Regardless of other considerations, the very fact that they could eat such fodder was another indication that they were well adapted to this American Southwest. Ali already knew that, although he might encounter problems different from any previously experienced, there'd be none incapable of solution. Nor was there anything horses and mules could do that camels couldn't do better. A good pack camel was capable of bearing five or six times as much as the best pack horse or mule, and, day for day, he'd carry it farther. He would keep on going, at the same steady pace, past dry water holes or across drought-shriveled areas where lack of water would drive a horse or mule to madness. Although it was often necessary to carry hay and grain for other beasts of burden, a camel would always live off the country.

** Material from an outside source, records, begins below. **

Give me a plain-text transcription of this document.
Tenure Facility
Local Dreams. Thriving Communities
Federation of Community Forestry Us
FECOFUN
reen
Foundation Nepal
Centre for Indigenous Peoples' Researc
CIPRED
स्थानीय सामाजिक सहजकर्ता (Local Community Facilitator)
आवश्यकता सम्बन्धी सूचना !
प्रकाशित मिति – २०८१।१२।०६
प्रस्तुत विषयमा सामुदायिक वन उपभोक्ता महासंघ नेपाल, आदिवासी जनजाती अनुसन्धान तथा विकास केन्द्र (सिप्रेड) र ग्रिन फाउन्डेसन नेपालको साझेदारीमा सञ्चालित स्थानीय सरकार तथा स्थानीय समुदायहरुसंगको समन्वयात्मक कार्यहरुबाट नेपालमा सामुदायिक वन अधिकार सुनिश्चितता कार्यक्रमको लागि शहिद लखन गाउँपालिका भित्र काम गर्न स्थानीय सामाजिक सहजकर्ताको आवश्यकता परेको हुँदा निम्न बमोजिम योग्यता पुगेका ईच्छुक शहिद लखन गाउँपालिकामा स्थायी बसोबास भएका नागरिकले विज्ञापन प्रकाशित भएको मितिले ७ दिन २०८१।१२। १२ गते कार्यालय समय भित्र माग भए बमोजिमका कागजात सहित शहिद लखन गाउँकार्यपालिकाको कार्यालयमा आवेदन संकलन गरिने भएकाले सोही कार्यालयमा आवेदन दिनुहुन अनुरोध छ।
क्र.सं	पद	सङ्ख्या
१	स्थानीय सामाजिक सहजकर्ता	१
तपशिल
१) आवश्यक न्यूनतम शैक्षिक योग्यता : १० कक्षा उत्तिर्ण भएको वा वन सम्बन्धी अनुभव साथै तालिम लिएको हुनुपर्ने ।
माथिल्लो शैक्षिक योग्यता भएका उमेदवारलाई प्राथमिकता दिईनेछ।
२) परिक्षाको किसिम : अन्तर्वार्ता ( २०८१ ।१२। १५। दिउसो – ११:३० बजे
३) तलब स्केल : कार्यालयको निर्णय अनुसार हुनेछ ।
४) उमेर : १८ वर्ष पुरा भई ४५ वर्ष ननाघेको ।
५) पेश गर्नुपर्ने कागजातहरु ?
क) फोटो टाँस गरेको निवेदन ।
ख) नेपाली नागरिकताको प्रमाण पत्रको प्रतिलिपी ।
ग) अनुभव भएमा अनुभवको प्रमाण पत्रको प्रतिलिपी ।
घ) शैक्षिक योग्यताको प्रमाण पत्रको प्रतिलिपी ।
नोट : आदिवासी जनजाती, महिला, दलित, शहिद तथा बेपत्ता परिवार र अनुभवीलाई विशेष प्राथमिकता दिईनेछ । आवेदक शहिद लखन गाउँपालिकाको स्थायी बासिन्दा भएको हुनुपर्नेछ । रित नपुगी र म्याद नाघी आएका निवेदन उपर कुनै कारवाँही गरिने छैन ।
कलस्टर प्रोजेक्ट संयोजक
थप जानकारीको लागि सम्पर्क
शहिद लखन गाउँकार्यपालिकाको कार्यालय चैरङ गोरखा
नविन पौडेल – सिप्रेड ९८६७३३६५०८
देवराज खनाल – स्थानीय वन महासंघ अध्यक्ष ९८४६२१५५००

These camels would do all anyone expected from them and then surpass expectations, but Ali sighed dolefully as he thought of what had been and what was. Even Major Wayne had been unable to counteract a spontaneous public rejection of these beasts from a far land. Accosted by skeptics who doubted a camel's ability to pack anything at all, Wayne had bales of hay packed on a kneeling camel. The enormous load totaled more than twelve hundred pounds, but, with no hesitation and no visible strain, the camel rose and walked away with the load when ordered to do so.